- Artist: Edward William Cooke
- Year: 1857
- Type: Oil on canvas, maritime painting
- Dimensions: 94.6 cm × 126.3 cm (37.2 in × 49.7 in)
- Location: Dallas Museum of Art, Dallas;

= Morning After a Heavy Gale =

Painting by Edward William Cooke

Morning After a Heavy Gale is an oil painting by the British artist Edward William Cooke, from 1857. A seascape, it depicts the morning after a heavy storm, depicting the pilot boat and lifeboat of Ramsgate, in Kent, going to the assistance of an East Indiaman floundering in the Goodwin Sands, in the English Channel.

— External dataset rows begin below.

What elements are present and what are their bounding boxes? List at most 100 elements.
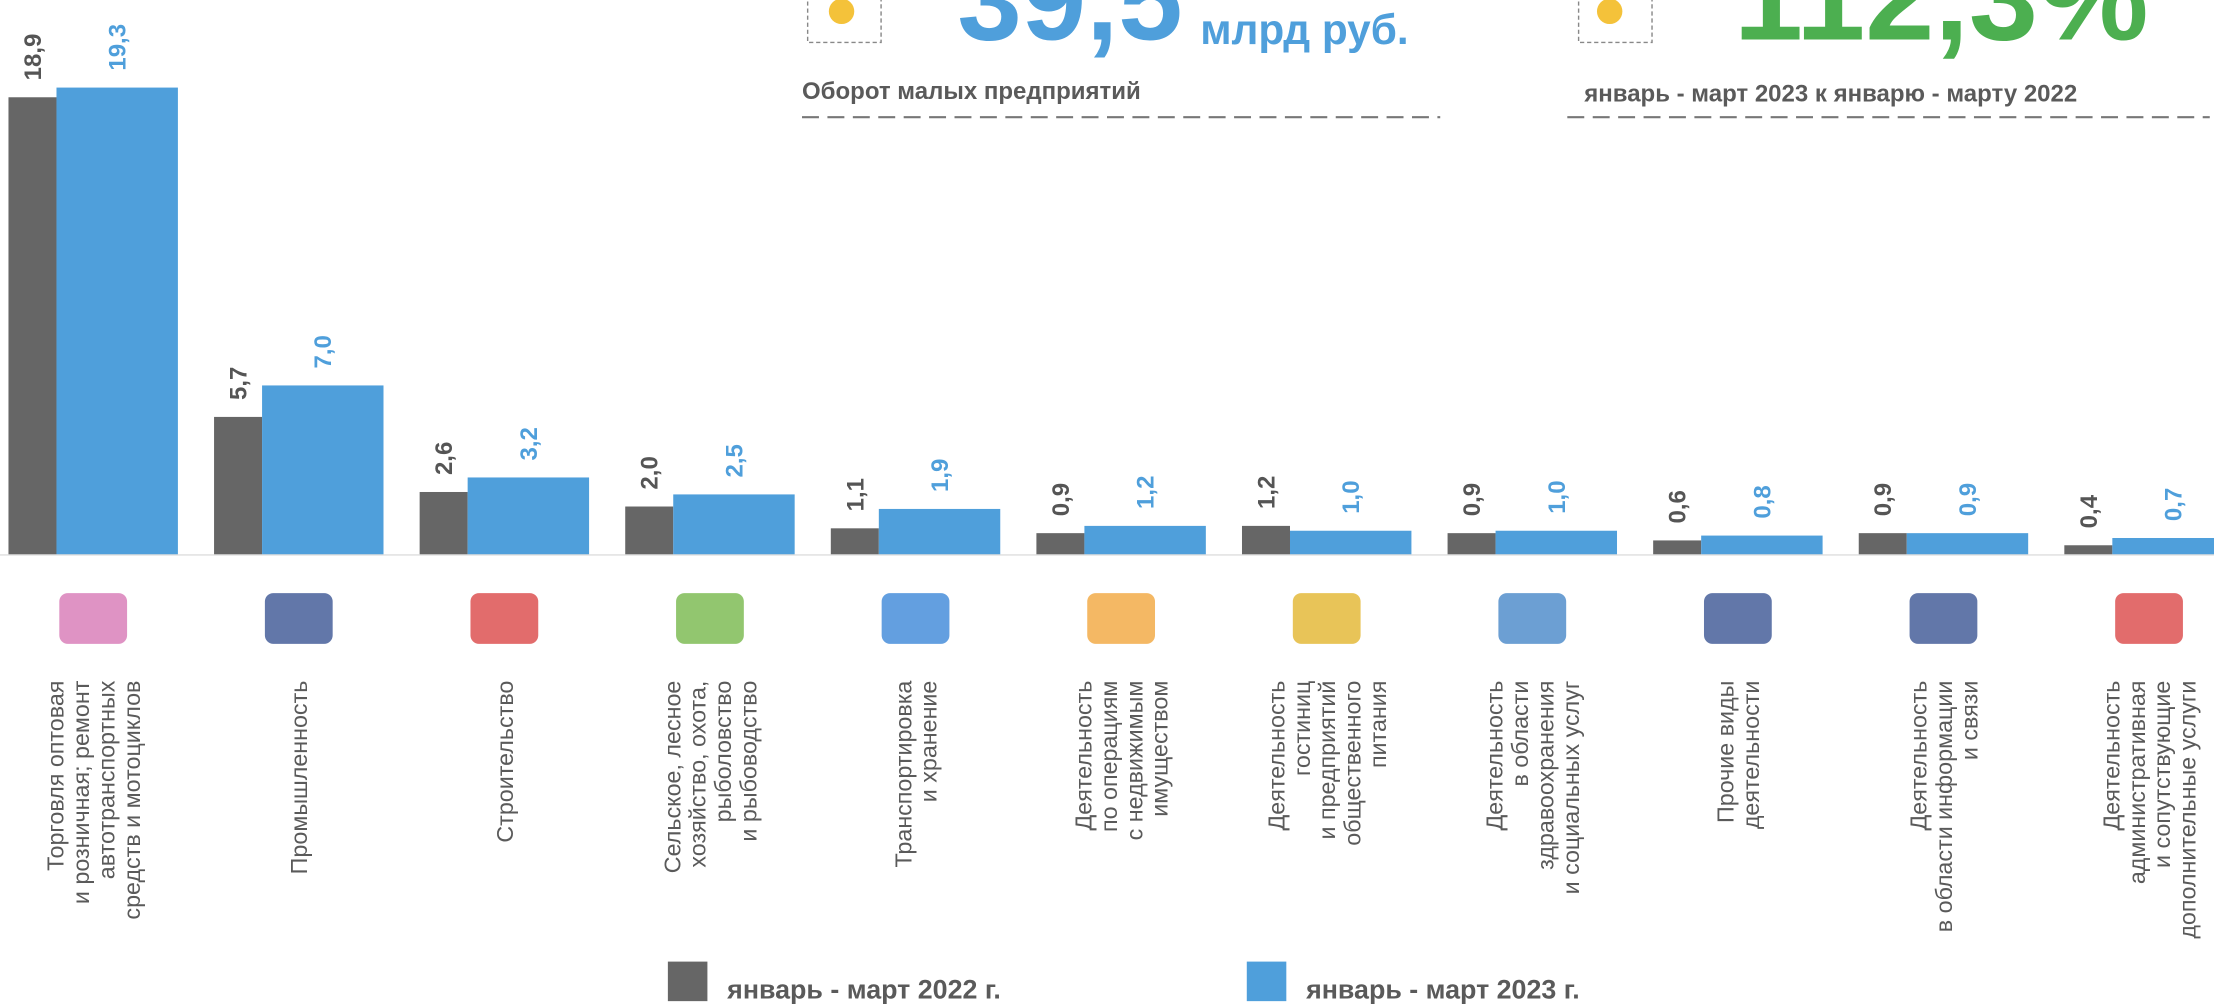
kpi-left: 39,5 млрд руб. Оборот малых предприятий	[802, 0, 1440, 117]
chart: 39,5 млрд руб. Оборот малых предприятий …	[0, 0, 2214, 1004]
category-label: Транспортировкаи хранение	[890, 681, 941, 868]
value-label: 1,0	[1338, 480, 1365, 513]
category-icon	[265, 593, 333, 644]
value-label: 1,0	[1544, 480, 1571, 513]
value-label: 2,5	[721, 444, 748, 477]
bar	[2112, 538, 2214, 555]
bar	[214, 417, 262, 555]
label-line: общественного	[1340, 681, 1366, 846]
label-line: Деятельность	[1070, 681, 1096, 831]
value-label: 1,2	[1133, 476, 1160, 509]
bar	[468, 477, 589, 554]
label-line: по операциям	[1096, 681, 1122, 832]
value-label: 0,9	[1459, 483, 1486, 516]
label-line: и розничная; ремонт	[68, 680, 94, 904]
label-line: Прочие виды	[1713, 681, 1739, 823]
bar	[1859, 533, 1907, 555]
bar	[262, 385, 383, 555]
value-label: 0,6	[1665, 490, 1692, 523]
bar	[1242, 526, 1290, 555]
bar	[1701, 536, 1822, 555]
category-icon	[1293, 593, 1361, 644]
kpi-right: 112,3% январь - март 2023 к январю - мар…	[1567, 0, 2209, 117]
category-icon	[1704, 593, 1772, 644]
value-label: 2,6	[431, 442, 458, 475]
label-line: имуществом	[1147, 681, 1173, 817]
category-label: Строительство	[492, 681, 518, 843]
category-label: Деятельностьпо операциямс недвижимымимущ…	[1070, 681, 1172, 841]
label-line: в области информации	[1931, 681, 1957, 933]
label-line: рыболовство	[710, 681, 736, 823]
kpi-label: январь - март 2023 к январю - марту 2022	[1583, 81, 2077, 108]
label-line: автотранспортных	[93, 680, 119, 879]
value-label: 0,8	[1749, 485, 1776, 518]
bar	[1290, 531, 1411, 555]
category-icon	[59, 593, 127, 644]
category-label: Деятельностьв области информациии связи	[1906, 681, 1983, 933]
label-line: и хранение	[916, 681, 942, 803]
bar	[1084, 526, 1205, 555]
legend-swatch	[1247, 962, 1287, 1002]
bar	[1036, 533, 1084, 555]
label-line: гостиниц	[1289, 681, 1315, 776]
bar	[1448, 533, 1496, 555]
category-label: Деятельностьв областиздравоохраненияи со…	[1482, 681, 1584, 895]
category-icon	[2115, 593, 2183, 644]
label-line: и рыбоводство	[736, 681, 762, 842]
page: 39,5 млрд руб. Оборот малых предприятий …	[0, 0, 2214, 1004]
value-label: 0,9	[1048, 483, 1075, 516]
value-label: 0,9	[1955, 483, 1982, 516]
label-line: и предприятий	[1314, 681, 1340, 840]
label-line: Деятельность	[1906, 681, 1932, 831]
label-line: административная	[2124, 681, 2150, 885]
bar	[2064, 545, 2112, 555]
label-line: средств и мотоциклов	[119, 681, 145, 920]
value-label: 19,3	[105, 24, 132, 71]
value-label: 2,0	[637, 456, 664, 489]
label-line: хозяйство, охота,	[685, 681, 711, 868]
category-label: Деятельностьадминистративнаяи сопутствую…	[2098, 681, 2200, 939]
category-icon	[676, 593, 744, 644]
category-icon	[882, 593, 950, 644]
label-line: Строительство	[492, 681, 518, 843]
bar	[420, 492, 468, 555]
label-line: Промышленность	[286, 681, 312, 875]
legend-swatch	[668, 962, 708, 1002]
category-icon	[1498, 593, 1566, 644]
legend-label: январь - март 2022 г.	[726, 974, 1001, 1004]
value-label: 7,0	[310, 335, 337, 368]
category-label: Деятельностьгостиници предприятийобществ…	[1263, 681, 1391, 846]
bar	[1907, 533, 2028, 555]
value-label: 3,2	[516, 427, 543, 460]
label-line: с недвижимым	[1121, 681, 1147, 841]
label-line: Транспортировка	[890, 681, 916, 868]
bar	[673, 494, 794, 555]
bar	[831, 528, 879, 555]
label-line: в области	[1507, 681, 1533, 787]
kpi-unit: млрд руб.	[1200, 6, 1408, 53]
label-line: и сопутствующие	[2149, 681, 2175, 868]
label-line: Деятельность	[1482, 681, 1508, 831]
legend-label: январь - март 2023 г.	[1305, 974, 1580, 1004]
value-label: 5,7	[226, 367, 253, 400]
label-line: и социальных услуг	[1558, 681, 1584, 895]
label-line: и связи	[1956, 681, 1982, 761]
bar	[625, 507, 673, 555]
label-line: здравоохранения	[1532, 681, 1558, 870]
category-label: Сельское, лесноехозяйство, охота,рыболов…	[659, 681, 761, 874]
label-line: дополнительные услуги	[2175, 681, 2201, 939]
bar	[56, 88, 177, 555]
kpi-value: 39,5	[957, 0, 1182, 65]
value-label: 0,7	[2161, 488, 2188, 521]
value-label: 1,2	[1253, 476, 1280, 509]
value-label: 0,4	[2076, 494, 2103, 528]
label-line: питания	[1365, 681, 1391, 768]
label-line: Деятельность	[1263, 681, 1289, 831]
value-label: 1,1	[842, 478, 869, 511]
value-label: 1,9	[927, 459, 954, 492]
bar	[8, 97, 56, 555]
value-label: 0,9	[1870, 483, 1897, 516]
category-icon	[1087, 593, 1155, 644]
category-label: Прочие видыдеятельности	[1713, 681, 1764, 830]
bar	[1653, 540, 1701, 555]
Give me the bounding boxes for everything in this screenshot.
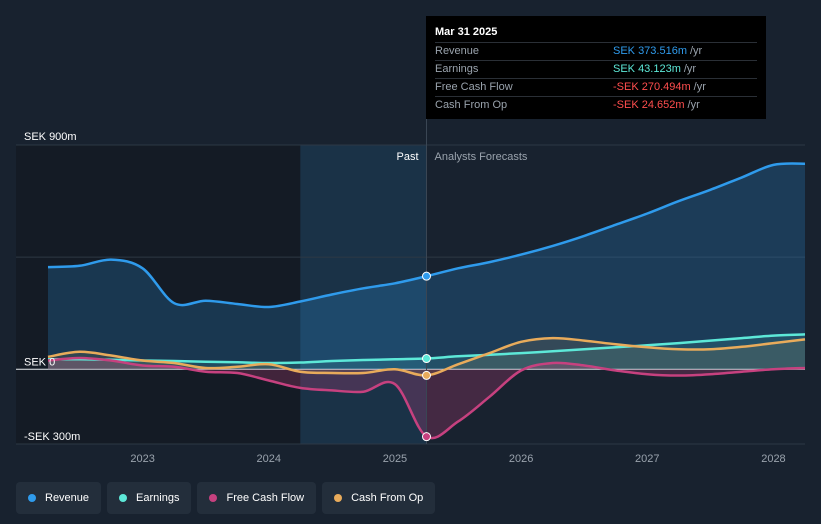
legend-cash-from-op-button[interactable]: Cash From Op [322, 482, 436, 514]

Cooke was a follower although never a formal pupil of the marine painter Clarkson Frederick Stanfield. The painting was displayed at the Royal Academy Exhibition of 1857 at the National Gallery in London. Today it is in the Dallas Museum of Art.

==Bibliography==
- Isham, Howard F. Image of the Sea: Oceanic Consciousness in the Romantic Century. Peter Lang, 2004.
- Payne, Christiana. Where the Sea Meets the Land: Artists on the Coast in Nineteenth-century Britain. Sansom, 2007.
- Van der Merwe, Pieter & Took, Roger. The Spectacular Career of Clarkson Stanfield. Tyne and Wear County Council Museums, 1979.